With C types and sizes theres times I want to know, for manipulating sound files for instance, and times that I just fill in the blanks and its all good. For signed issues (when it matters anyways) I think its best to just trace down the sign-ed-ness of your data type although there do seem to be some hacky macros out there that might work. For size, theres sizeof() which I use when I need to know. Obviously you're probably up on at that stuff anyways but just throwing that out there. I don't do hardly any C on windows though and don't program in C professionally at all, more of a hacker minus the "er" part LOL
August 8, 2017 at 7:13 pm
patrickmcginnis59 10839 - Tuesday, August 8, 2017 7:53 AMWhat sometimes happens is smaller code size resulting in better code locality; the interpreted instructions do much more than a single machine instruction (if the right instruction set for being efficient has been chosen, which is a crucial part of the design), so the code size for the application is much smaller with that coding than when translated right down to machine code. The interpreter is itself much smaller than the app. So with reasonable caching there is a big reduction in cache misses for executable or interpretable stuff when compared to cache misses for instructions for the fully compiled version - a given amount of work has fewer cache misses.
Do you have a citation for that? Because if it were the case, then compilers would compile to byte codes as a matter of efficiency right? Not dismissing the effects of cache locality but if what you're saying is true then compiler writers would be producing this code as an optimization option right? I know theres all sorts of optimization flags available in tool chains so why wouldn't that be a flag then? If what you were saying were true in the broad sense, why did the java folks feel the need for that hotspot jit stuff?
I'm not saying you're making it up, just looking for a citation and why it isn't used more. Its not like various levels of cache is a new thing after all, I've read lots about writing code to be cache friendly and I've never run across this before although I certainly could have missed it and it sounds interesting.
There were quite a few papers in technical journals about it beginning quite a long way back - maybe 1960s - and it continued to show up in journals into the 90s, and I saw one or two practical demonstrations of it at some point, and I got performance boosts out of it on a couple of things, but I think that most applications won't get significant gains from it because the combination of very large code volume and less large data volume and IO throughput is probably not common - and of course as cache sizes increase a program may cease to need too much cache and as main store sizes increase the program may cease to thrash between disc and RAM so unless the program is expected to grow in complexity as fast as hardware grows in capability the benefits of the interpreter approach may be rather short-lived.
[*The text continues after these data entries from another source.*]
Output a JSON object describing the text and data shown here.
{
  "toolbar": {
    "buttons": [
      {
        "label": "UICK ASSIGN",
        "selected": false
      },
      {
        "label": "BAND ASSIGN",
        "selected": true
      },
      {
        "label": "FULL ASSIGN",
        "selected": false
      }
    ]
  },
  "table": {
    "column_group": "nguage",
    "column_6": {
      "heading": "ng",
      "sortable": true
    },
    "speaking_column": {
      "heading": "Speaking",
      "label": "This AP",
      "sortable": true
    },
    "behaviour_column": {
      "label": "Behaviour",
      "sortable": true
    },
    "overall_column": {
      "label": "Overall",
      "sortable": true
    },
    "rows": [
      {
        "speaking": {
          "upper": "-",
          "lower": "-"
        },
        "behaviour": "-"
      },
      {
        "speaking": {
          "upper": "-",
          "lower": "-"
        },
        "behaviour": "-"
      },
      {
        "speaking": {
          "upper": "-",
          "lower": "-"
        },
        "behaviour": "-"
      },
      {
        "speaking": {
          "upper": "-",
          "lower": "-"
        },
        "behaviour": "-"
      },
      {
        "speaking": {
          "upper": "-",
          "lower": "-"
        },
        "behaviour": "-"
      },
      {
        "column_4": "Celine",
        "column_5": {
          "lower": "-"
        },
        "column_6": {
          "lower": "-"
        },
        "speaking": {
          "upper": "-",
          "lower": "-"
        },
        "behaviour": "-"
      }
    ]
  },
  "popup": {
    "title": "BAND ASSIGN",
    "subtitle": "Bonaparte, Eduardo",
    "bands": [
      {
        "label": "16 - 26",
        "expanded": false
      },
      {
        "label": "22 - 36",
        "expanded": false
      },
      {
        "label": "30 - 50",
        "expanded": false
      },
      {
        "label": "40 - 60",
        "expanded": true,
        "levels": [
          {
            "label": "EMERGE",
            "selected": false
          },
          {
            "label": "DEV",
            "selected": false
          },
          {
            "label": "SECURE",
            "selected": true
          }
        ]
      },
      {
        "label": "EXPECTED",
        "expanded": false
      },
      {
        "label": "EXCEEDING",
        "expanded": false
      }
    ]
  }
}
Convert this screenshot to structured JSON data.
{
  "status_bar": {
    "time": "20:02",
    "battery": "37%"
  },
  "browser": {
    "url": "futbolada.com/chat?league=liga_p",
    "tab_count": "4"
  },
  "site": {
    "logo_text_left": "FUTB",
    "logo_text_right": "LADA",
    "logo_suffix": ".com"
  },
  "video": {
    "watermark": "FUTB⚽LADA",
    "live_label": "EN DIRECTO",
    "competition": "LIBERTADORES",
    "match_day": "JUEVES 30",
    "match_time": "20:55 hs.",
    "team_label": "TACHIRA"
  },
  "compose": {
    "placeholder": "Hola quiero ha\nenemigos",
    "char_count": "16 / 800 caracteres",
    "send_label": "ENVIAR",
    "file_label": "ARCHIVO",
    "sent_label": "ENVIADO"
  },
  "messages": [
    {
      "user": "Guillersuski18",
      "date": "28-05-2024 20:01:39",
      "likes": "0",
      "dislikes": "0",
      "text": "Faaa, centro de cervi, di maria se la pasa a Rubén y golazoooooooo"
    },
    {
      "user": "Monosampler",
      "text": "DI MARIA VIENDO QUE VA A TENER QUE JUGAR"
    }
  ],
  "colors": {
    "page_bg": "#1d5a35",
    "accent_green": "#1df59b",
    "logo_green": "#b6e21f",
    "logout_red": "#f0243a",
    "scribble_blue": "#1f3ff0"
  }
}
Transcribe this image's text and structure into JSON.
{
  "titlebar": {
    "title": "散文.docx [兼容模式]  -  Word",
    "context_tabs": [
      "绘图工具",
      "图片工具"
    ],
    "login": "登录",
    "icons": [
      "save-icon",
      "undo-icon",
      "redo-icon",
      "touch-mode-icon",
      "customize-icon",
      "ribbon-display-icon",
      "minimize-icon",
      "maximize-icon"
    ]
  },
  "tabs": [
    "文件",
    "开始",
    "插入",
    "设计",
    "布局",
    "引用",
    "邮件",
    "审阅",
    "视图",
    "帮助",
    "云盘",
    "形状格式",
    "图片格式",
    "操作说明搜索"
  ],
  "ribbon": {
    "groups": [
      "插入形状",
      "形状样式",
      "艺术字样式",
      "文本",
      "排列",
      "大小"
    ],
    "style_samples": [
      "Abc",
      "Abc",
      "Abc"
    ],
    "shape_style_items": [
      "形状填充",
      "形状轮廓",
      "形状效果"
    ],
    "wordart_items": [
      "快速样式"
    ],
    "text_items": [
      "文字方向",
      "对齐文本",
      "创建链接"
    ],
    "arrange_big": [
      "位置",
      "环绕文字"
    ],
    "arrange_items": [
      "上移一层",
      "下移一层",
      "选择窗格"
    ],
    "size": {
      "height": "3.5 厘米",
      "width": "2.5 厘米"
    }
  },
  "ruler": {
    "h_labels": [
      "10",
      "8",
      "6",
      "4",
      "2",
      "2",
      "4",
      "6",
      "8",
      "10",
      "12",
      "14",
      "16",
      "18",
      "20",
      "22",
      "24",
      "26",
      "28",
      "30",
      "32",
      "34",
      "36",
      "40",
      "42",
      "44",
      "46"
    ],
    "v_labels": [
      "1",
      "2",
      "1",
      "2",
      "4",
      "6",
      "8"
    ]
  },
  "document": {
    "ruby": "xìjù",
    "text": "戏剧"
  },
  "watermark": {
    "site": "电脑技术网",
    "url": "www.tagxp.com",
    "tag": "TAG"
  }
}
But I don't remeber where the papers and reports appeared because I shifted at about the end of '95 from an R&D environment which had a very large R component to one that had very little R and I soon lost track of where the papers I had read on most things had appeared, because I was giving attention to research (whether academic or industrial) only in security and in relational theory (except for a little in high performance computing so that I could, when asked, evaluate requests for funding for the EU's ESPRIT programme).